In the ‘The Art of 3-Betting: Part 1’ we introduced what a ‘three bet’ actually is and began to look at how to use it effectively. In this second edition of studying the art of 3-betting, we will delve into the dynamics of why to 3-bet at all in the game of poker and also examining more of the fundamentals that can help you become a better 3bettor and therefore a better poker player!
Why even 3-bet at all?
Some may ask, why even 3bet much at all? Isn’t it easier to keep the pot small preflop? That means we can see more flops and make more hands right?
The answer is well no…but also it depends! As always in poker finding the correct answers to these kinds of questions depends on the varying factors of the situation. Let’s explore why 3-betting works much better than a flat call in some situations.
Building the pot with the goods
Let’s envisage a situation. A weaker player opens to 3x the big blind in middle position and we are on the button. We have KhQh, us and the opener both have over 100bb. We predict that this player will be raising more hands can they should from this position and will also call 3-bets with weaker holdings like JTo and K5ss. So maybe we should 3bet but then again there that’s voice in your head that says what if they decide to 4bet us? Better just play it safe and flat call. So we do:
The flop is KsKd7s.
There is 8.5bb in the pot we have 110bb each in our stack, we have an amazing hand but there isn’t much money in the pot. It’s going to be hard to get lots of money from our opponent unless they have a weaker King, AA or QQ or maybe the nut flush draw.

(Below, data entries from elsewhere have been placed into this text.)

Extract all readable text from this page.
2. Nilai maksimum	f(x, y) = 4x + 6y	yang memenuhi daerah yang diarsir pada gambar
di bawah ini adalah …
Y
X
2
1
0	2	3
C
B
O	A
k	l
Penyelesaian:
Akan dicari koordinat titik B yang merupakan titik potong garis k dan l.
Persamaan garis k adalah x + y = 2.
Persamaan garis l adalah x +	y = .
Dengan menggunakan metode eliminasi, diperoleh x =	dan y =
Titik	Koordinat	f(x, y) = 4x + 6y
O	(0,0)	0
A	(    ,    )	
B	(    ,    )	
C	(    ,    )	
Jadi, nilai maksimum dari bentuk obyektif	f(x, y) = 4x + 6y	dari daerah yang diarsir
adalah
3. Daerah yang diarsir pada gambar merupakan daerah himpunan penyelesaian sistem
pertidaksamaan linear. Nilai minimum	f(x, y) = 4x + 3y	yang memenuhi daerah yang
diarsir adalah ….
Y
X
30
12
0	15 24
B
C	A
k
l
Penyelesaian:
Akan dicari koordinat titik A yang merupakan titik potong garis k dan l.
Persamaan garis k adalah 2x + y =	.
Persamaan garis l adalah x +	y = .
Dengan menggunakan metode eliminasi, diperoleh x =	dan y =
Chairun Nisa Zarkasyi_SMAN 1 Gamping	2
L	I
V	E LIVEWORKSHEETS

Let’s say in an alternative universe we decide to 3bet preflop to 10x the big blind and our opponent calls (which will happen most of the time), there is now around 23bb in the pot before the flop is dealt. Both players have 100bb their stack, so in other words roughly four times the pot size back.
The flop (even in an alternative universe) is the same:
Notice that we do now not have the problem of wondering how we get money into the pot as there already plenty of money in the pot because we 3bet preflop. So in this sense 3betting makes poker simpler, not more complicated!
We end up betting 30% or 7bb into the pot, our opponent, who indeed called with a weaker holding as we predicted, in this case Qs6s. Meaning they now has a flush draw versus our trips, decides to min raise to 14bb. We opt to call and trap on this occasion. There is now around 50bb in the pot on the turn and both players have around 85bb left in their stack,
The turn the 4h.
Seeing all those wonderful real or electronic chips in the middle our opponents decides to go for it and jam all in. We snap call, and fade the flush draw on the river and receive a full double up.
It’s pretty clear that our decision to 3bet and not flat call preflop, played a key role in improving the outcome of this situation right?
Don’t be scared to make the pot big!
In the example above our decision to 3bet KQss meant that it was far easier to get chips in when we flopped a big hand on KKx. Amongst some in the poker community there is a fear of making pots big as it puts more pressure on us and means we are more likely to ‘bust out’ of the tournament. However, in reality many hands simply need to be 3bet to realise their equity or in other words ‘reach their full potential’.
When someone raises in front of us, we need to decide which ‘range’ of hands to play against the opening/raising range we are facing. It is this decision that is critical when it comes to deciding whether to 3bet as there will be some hands, that regardless of whether we get 4bet or not will perform better as 3bets.
For instance hands with high equity like AJss/KQss/KJss that block our opponents likely 4bet range (AA/KK/AKss etc) will often simply be more profitable (at the correct stacks sizes) as 3bets than they would be as flat calls.
There is no need to simply only 3bet value hands like AA and KK, we can also 3bet hands that benefit greatly from putting money into the pot pre-flop!
So in theory, it sounds like he could 3bet everything, right?
Well, no. The situation and as mentioned before stack size should be taken into a account. For example, you don’t want to 3bet too much in situations where you are more likely to face a 4bet all-in. An example being having to 3bet fold KJss because our opponent has 4 bet all-in for 40bb with 77. This a disaster that we want to avoid! So unfortunately it isn’t as simple as ‘3 bet good hands and flat call the slightly less good ones’, if only it was that simple!
Instead you have to take into account both your opponents likely raising range, for example a typical 20% LoJack range and also what the effective stack size is. Once you learn how these things should affect your decision of whether to 3bet or not, the world is now your 3bet oyster!
3betting really is one of, if not the most powerful, poker tools that is in your arsenal so it’s extremely important to study and utilise this skill efficiently if you want to improve as a poker player. Don’t be scared to make pots big before you see the flop, because if you do so in the right way, your poker game may well improve beyond what you might have ever dreamed of.